The trucks come to a halt. Aiden and Ryland’s voices boom out, deep and loud, frightening because they’re not sad right now. They sound like they got what they came for.
The back door kicks open. Aiden strides down the hall, knuckles bloody. Ryland comes in behind him with a shiner and a rip in his t-shirt. They go right for the liquor cabinet, probably in need of something to dull the pain from their bruises.
I stand in the doorway, pressed up against the wall. Aiden takes off his shirt and uses it to wipe his face and hands before shoving it in his back pocket and reaching for the moonshine. He’s talking about something, but I can’t hear through the roaring in my ears. Then, like he can sense my presence, he pauses and looks right at me.

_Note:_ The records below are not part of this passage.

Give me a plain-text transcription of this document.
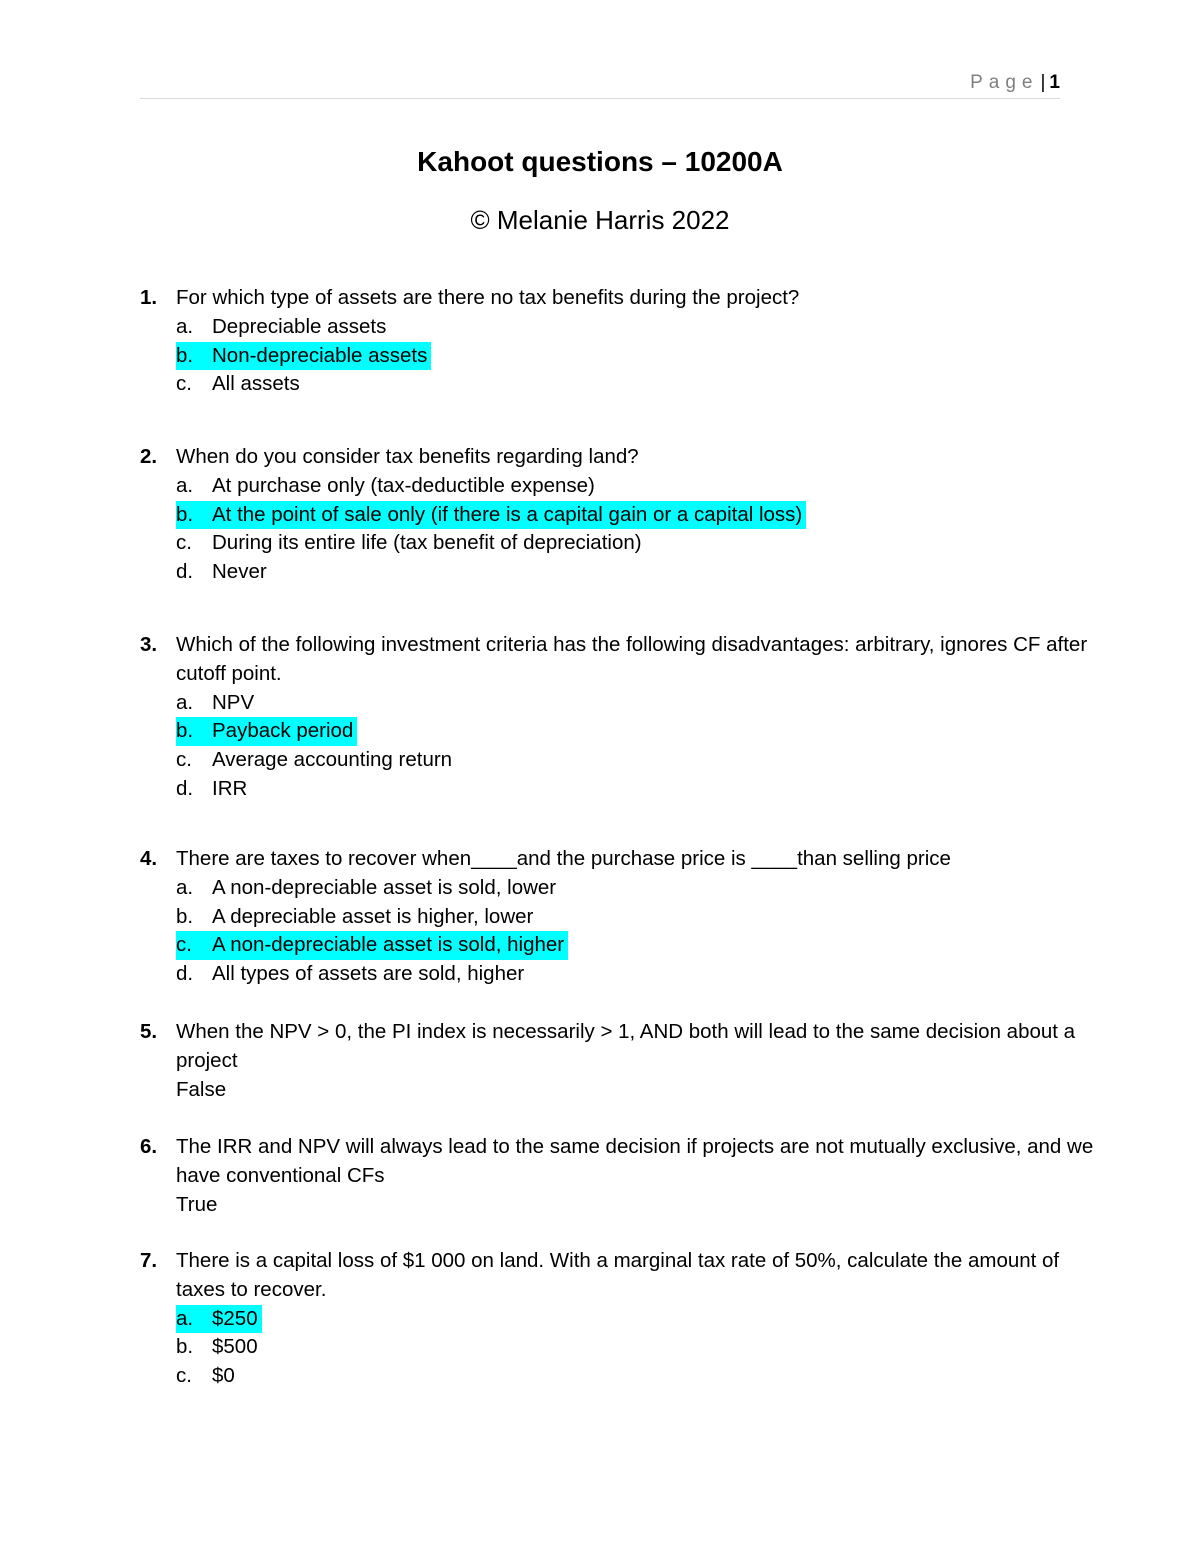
Page | 1
Kahoot questions – 10200A

© Melanie Harris 2022

1. For which type of assets are there no tax benefits during the project?
a. Depreciable assets
b. Non-depreciable assets
c. All assets
2. When do you consider tax benefits regarding land?
a. At purchase only (tax-deductible expense)
b. At the point of sale only (if there is a capital gain or a capital loss)
c. During its entire life (tax benefit of depreciation)
d. Never
3. Which of the following investment criteria has the following disadvantages: arbitrary, ignores CF after cutoff point.
a. NPV
b. Payback period
c. Average accounting return
d. IRR
4. There are taxes to recover when____and the purchase price is ____than selling price
a. A non-depreciable asset is sold, lower
b. A depreciable asset is higher, lower
c. A non-depreciable asset is sold, higher
d. All types of assets are sold, higher
5. When the NPV > 0, the PI index is necessarily > 1, AND both will lead to the same decision about a project
False
6. The IRR and NPV will always lead to the same decision if projects are not mutually exclusive, and we have conventional CFs
True
7. There is a capital loss of $1 000 on land. With a marginal tax rate of 50%, calculate the amount of taxes to recover.
a. $250
b. $500
c. $0
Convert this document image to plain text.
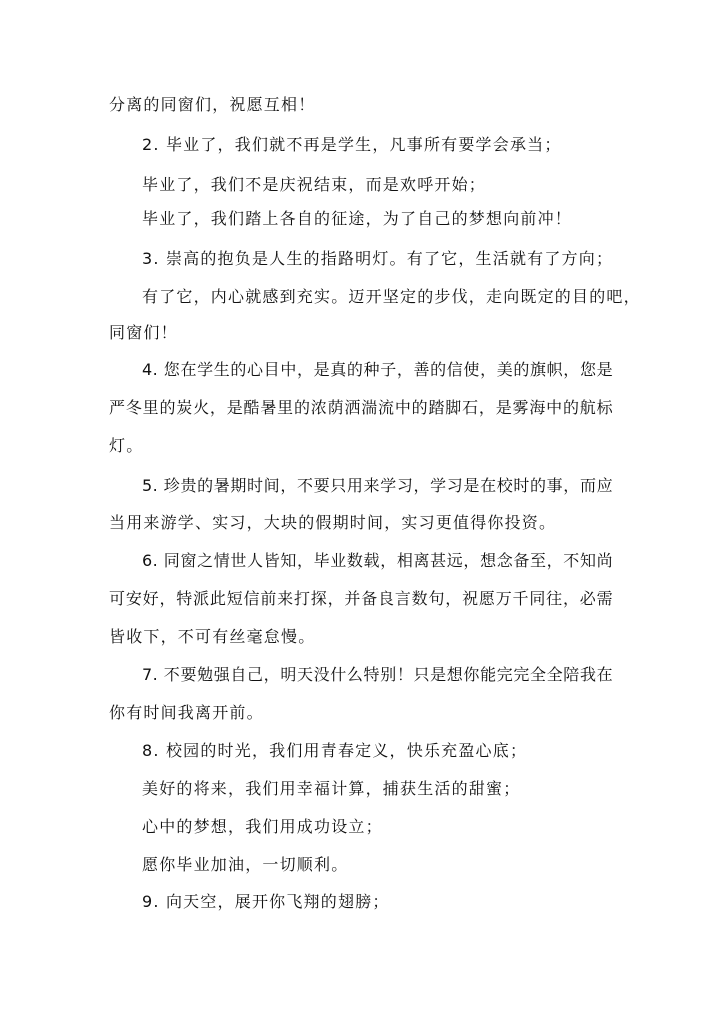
分离的同窗们，祝愿互相！
2. 毕业了，我们就不再是学生，凡事所有要学会承当；
毕业了，我们不是庆祝结束，而是欢呼开始；
毕业了，我们踏上各自的征途，为了自己的梦想向前冲！
3. 崇高的抱负是人生的指路明灯。有了它，生活就有了方向；
有了它，内心就感到充实。迈开坚定的步伐，走向既定的目的吧，
同窗们！
4. 您在学生的心目中，是真的种子，善的信使，美的旗帜，您是
严冬里的炭火，是酷暑里的浓荫洒湍流中的踏脚石，是雾海中的航标
灯。
5. 珍贵的暑期时间，不要只用来学习，学习是在校时的事，而应
当用来游学、实习，大块的假期时间，实习更值得你投资。
6. 同窗之情世人皆知，毕业数载，相离甚远，想念备至，不知尚
可安好，特派此短信前来打探，并备良言数句，祝愿万千同往，必需
皆收下，不可有丝毫怠慢。
7. 不要勉强自己，明天没什么特别！只是想你能完完全全陪我在
你有时间我离开前。
8. 校园的时光，我们用青春定义，快乐充盈心底；
美好的将来，我们用幸福计算，捕获生活的甜蜜；
心中的梦想，我们用成功设立；
愿你毕业加油，一切顺利。
9. 向天空，展开你飞翔的翅膀；
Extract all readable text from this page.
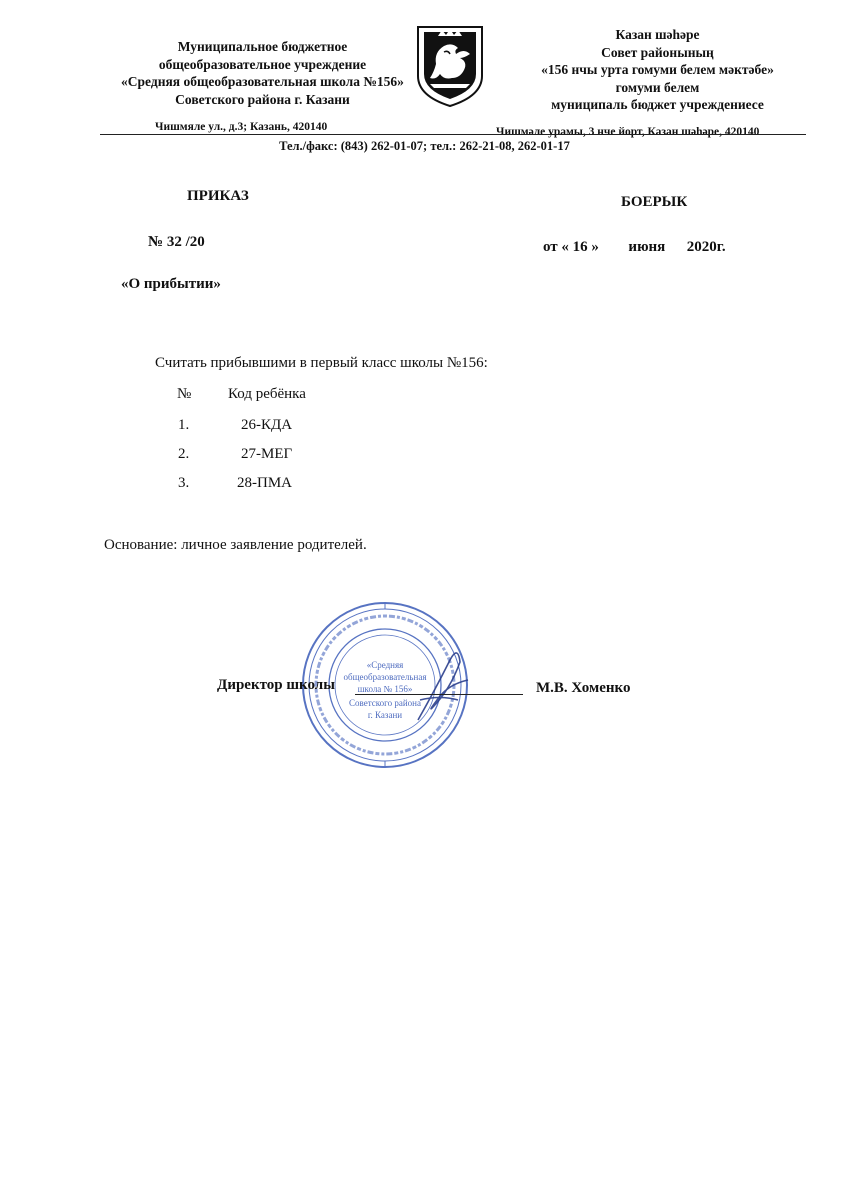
Муниципальное бюджетное
общеобразовательное учреждение
«Средняя общеобразовательная школа №156»
Советского района г. Казани
Казан шәһәре
Совет районының
«156 нчы урта гомуми белем мәктәбе»
гомуми белем
муниципаль бюджет учреждениесе
Чишмяле ул., д.3; Казань, 420140	Чишмәле урамы, 3 нче йорт, Казан шәһәре, 420140
Тел./факс: (843) 262-01-07; тел.: 262-21-08, 262-01-17
ПРИКАЗ	БОЕРЫК
№ 32 /20	от « 16 » июня 2020г.
«О прибытии»
Считать прибывшими в первый класс школы №156:
№ Код ребёнка
1.	26-КДА
2.	27-МЕГ
3.	28-ПМА
Основание: личное заявление родителей.
«Средняя
общеобразовательная
школа № 156»
Советского района
г. Казани
Директор школы	М.В. Хоменко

“What do you want, girl?” he snaps.
I swallow hard. “Did you kill them?” I whisper.
He uses his teeth to take the cork out of the bottle and spits it into the sink. “Yeah,” he says.
NOW
“I—I can’t,” I gasp.
Deacon’s eyes glint, soft black like the sky. “Revenge isn’t wrong,” he says. “It’s just the balance of the world.”
The pastor in my church back home taught us that an eye for an eye makes the world blind. Apparently, Deacon thinks differently. He stabs out the cigarette against the empty package. His hands come around my waist, almost touching over my spine.
Holding me tight.
I squirm, but I can’t get free. His cock hardens, filling me once more. He’s an animal. A gentle, brutal beast, and I’m afraid I’ll fall for him.
“If you hit back hard enough, no one ever hits you again,” he says. “And if you can’t, find someone who can.”
I go still. There’s no point in fighting. His brow is creased, dark eyes fixed to mine. His cock twitches inside my pussy.
“Take it out,” I whisper.
“No,” he says.
I gasp. He spits into his hand and pushes it between us, finding my clit. Electricity hums between us. I could shake my head like he told me, but I don’t. Maybe he’ll listen if I do, maybe he won’t.
But it’s a comfort I have in the back of my mind, like a weak collar around a dog’s neck. So long as the dog wants to be restrained, it’s obedient.